Бойкая рыжая лошаденка быстро и легко довезла Самгина с вокзала в город; люди на улицах, тоже толстенькие и немые, шли навстречу друг другу спешной зимней походкой; дома, придавленные пуховиками снега, связанные заборами, прочно смерзлись, стояли крепко; на заборах, с розовых афиш, лезли в глаза черные слова: «Горе от ума», — белые афиши тоже черными словами извещали о втором концерте Евдокии Стрешневой.

Имя это ничего не сказало Самгину, но, когда он шел коридором гостиницы, распахнулась дверь одного из номеров, и маленькая женщина в шубке колоколом, в меховой шапочке, радостно, но не громко вскричала:

— Боженька! Вы? Здесь?

Самгин отступил на шаг и увидал острую лисью мордочку Дуняши, ее неуловимые, подкрашенные глаза, блеск мелких зубов; она стояла пред ним, опустив руки, держа их так, точно готовилась взмахнуть ими, обнять. Самгин поторопился поцеловать руку ее, она его чмокнула в лоб, смешно промычав:

— М-мил…

И торопливо, радостно проговорила:

— Значит — правда, что видеть во сне птиц — неожиданная встреча! Я вернусь скоро…

Самгин был очень польщен тем, что Дуняша встретила его как любовника, которого давно и жадно ждала. Через час сидели пред самоваром, и она, разливая чай, поспешно говорила:

— Стрешнева — почему? Так это моя девичья фамилия, отец — Павел Стрешнев, театральный плотник. С благоверным супругом моим — разошлась. Это — не человек, а какой-то вероучитель и не адвокат, а — лекарь, всё — о здоровье, даже по ночам — о здоровье, тоска! Я чудесно могу жить своим горлом…

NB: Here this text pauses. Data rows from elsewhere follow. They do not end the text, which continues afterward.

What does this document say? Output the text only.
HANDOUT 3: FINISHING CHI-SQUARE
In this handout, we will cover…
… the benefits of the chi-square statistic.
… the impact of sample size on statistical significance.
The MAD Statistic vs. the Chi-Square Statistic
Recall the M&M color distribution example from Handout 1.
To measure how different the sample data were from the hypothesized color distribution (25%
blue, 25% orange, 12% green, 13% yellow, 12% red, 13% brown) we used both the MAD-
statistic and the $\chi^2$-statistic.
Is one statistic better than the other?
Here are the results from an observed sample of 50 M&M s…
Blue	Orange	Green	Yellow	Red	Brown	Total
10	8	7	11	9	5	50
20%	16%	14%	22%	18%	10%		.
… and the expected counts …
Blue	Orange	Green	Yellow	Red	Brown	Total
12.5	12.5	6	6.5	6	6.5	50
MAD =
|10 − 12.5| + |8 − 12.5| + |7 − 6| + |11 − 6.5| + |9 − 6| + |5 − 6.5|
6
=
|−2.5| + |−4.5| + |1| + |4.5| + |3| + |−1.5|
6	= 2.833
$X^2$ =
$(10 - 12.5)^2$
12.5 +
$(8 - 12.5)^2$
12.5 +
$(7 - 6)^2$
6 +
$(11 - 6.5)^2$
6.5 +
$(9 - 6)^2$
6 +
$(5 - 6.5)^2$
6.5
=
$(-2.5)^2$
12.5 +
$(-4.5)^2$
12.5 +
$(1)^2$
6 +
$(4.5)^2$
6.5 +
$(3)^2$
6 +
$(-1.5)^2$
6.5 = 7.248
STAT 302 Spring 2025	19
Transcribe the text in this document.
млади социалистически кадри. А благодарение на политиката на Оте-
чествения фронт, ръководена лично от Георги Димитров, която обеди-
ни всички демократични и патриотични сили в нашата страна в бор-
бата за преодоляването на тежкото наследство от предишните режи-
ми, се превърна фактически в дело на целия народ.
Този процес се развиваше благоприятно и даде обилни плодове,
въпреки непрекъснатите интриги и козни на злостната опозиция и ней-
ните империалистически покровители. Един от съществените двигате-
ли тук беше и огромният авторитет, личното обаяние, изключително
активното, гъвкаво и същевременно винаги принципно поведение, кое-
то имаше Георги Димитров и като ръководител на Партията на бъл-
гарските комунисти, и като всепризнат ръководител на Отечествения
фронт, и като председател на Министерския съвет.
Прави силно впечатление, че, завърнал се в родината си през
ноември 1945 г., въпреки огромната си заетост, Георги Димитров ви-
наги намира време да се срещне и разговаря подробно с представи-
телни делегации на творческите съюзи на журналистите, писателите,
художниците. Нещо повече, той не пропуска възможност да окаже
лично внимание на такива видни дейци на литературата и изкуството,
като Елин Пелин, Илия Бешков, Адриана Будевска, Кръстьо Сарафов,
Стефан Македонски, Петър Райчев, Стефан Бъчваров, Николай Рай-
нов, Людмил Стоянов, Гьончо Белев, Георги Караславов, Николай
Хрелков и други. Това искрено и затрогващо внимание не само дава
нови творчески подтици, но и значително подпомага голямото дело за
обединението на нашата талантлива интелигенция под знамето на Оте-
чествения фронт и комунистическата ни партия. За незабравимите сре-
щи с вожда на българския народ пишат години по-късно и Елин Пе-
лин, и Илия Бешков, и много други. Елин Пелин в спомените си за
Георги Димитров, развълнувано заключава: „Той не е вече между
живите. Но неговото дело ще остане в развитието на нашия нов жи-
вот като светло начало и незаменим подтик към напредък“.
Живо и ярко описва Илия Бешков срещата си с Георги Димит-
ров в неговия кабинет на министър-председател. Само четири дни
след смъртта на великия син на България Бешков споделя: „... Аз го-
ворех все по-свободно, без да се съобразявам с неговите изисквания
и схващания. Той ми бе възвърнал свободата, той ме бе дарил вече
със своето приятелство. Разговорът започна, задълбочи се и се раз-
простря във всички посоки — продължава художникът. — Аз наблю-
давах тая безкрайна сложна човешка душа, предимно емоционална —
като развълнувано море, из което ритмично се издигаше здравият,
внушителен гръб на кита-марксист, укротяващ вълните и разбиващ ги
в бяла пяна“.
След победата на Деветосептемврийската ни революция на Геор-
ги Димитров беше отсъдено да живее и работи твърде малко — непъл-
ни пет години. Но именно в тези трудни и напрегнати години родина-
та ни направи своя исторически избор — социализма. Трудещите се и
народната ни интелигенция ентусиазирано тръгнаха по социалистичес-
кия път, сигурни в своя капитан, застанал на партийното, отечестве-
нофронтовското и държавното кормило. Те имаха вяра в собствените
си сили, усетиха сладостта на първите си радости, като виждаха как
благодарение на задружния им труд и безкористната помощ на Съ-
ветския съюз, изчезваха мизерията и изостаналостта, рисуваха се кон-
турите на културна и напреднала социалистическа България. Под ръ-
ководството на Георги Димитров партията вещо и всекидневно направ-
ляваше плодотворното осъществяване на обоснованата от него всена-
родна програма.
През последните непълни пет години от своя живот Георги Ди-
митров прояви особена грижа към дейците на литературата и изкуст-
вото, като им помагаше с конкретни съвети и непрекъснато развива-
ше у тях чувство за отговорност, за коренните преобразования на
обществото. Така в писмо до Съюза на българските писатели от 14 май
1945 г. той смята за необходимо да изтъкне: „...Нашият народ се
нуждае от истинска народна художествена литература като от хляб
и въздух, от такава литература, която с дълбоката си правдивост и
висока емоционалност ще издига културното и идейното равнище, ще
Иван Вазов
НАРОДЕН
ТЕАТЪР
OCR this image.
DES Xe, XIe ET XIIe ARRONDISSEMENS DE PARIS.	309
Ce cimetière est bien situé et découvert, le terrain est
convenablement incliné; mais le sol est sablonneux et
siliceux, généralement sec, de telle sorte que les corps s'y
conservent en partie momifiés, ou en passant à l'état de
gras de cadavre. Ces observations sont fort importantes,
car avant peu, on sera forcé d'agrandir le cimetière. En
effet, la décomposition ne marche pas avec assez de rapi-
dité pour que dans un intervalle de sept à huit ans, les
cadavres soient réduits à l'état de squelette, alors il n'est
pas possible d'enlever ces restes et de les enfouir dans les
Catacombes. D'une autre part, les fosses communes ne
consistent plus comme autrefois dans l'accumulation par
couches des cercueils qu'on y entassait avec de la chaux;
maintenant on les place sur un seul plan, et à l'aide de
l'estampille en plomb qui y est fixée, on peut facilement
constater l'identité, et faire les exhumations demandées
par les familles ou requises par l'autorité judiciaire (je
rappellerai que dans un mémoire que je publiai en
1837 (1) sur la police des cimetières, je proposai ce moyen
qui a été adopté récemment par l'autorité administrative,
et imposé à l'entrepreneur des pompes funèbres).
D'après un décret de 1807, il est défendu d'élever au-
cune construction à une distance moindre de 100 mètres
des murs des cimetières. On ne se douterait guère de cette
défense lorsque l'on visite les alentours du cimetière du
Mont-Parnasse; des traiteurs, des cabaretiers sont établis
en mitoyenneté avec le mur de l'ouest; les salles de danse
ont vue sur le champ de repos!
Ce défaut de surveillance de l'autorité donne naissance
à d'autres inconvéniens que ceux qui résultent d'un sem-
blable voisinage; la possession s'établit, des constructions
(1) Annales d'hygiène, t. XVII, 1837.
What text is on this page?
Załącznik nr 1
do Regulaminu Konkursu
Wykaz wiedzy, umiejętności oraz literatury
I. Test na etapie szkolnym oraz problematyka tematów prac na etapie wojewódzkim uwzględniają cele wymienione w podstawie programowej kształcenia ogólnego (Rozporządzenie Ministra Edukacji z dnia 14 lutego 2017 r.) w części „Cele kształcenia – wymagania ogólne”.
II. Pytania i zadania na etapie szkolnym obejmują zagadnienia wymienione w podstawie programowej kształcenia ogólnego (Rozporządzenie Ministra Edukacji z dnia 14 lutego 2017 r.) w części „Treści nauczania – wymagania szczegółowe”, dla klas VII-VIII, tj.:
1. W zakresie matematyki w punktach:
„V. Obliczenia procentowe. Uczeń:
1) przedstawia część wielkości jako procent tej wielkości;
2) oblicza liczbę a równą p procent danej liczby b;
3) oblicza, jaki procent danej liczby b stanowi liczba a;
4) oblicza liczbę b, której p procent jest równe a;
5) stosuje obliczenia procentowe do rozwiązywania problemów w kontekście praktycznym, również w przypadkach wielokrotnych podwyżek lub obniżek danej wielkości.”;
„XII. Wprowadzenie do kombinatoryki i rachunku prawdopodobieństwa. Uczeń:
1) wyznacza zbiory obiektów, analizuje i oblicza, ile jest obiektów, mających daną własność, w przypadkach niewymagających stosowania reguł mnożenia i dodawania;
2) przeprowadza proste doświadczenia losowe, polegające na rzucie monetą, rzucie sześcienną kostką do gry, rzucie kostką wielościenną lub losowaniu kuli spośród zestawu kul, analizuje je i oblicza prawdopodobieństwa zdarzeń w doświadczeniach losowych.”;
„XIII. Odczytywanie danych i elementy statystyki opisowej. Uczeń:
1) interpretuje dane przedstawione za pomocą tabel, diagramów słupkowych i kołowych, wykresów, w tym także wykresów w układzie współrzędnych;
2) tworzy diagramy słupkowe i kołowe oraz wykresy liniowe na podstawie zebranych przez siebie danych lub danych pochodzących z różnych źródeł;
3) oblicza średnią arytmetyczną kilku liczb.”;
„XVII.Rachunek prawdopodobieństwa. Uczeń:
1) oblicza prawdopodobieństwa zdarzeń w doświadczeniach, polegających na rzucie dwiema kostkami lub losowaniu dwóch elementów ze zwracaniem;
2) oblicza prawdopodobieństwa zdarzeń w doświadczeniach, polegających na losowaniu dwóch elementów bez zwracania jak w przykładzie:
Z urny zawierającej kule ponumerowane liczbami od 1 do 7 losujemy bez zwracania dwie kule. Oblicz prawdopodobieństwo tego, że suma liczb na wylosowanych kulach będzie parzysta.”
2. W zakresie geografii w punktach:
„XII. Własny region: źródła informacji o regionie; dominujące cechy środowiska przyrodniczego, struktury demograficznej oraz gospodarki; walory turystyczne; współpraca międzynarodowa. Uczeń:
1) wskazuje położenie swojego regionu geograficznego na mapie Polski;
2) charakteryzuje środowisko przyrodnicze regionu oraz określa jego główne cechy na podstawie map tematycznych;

Самгин смотрел на нее с удовольствием и аппетитом, улыбаясь так добродушно, как только мог. Она — в бархатном платье цвета пепла, кругленькая, мягкая. Ее рыжие, гладко причесанные волосы блестели, точно красноватое, червонное золото; нарумяненные морозом щеки, маленькие розовые уши, яркие, подкрашенные глаза и ловкие, легкие движения — все это делало ее задорной девчонкой, которая очень нравится сама себе, искренно рада встрече с мужчиной.

— Знаешь, Климчик, у меня — успех! Успех и успех! — с удивлением и как будто даже со страхом повторила она. — И все — Алина, дай ей бог счастья, она ставит меня на ноги! Многому она и Лютов научили меня. «Ну, говорит, довольно, Дунька, поезжай в провинцию за хорошими рецензиями». Сама она — не талантливая, но — все понимает, все до последней тютельки, — как одеться и раздеться. Любит талант, за талантливость и с Лютовым живет.

В чистеньком номере было тепло, уютно, благосклонно ворчал самовар, вкусный запах чая и Дуняшиных духов приятно щекотал ноздри. Говоря, Дуняша грызла бисквиты, прихлебывала портвейн из тяжелой зеленой рюмки.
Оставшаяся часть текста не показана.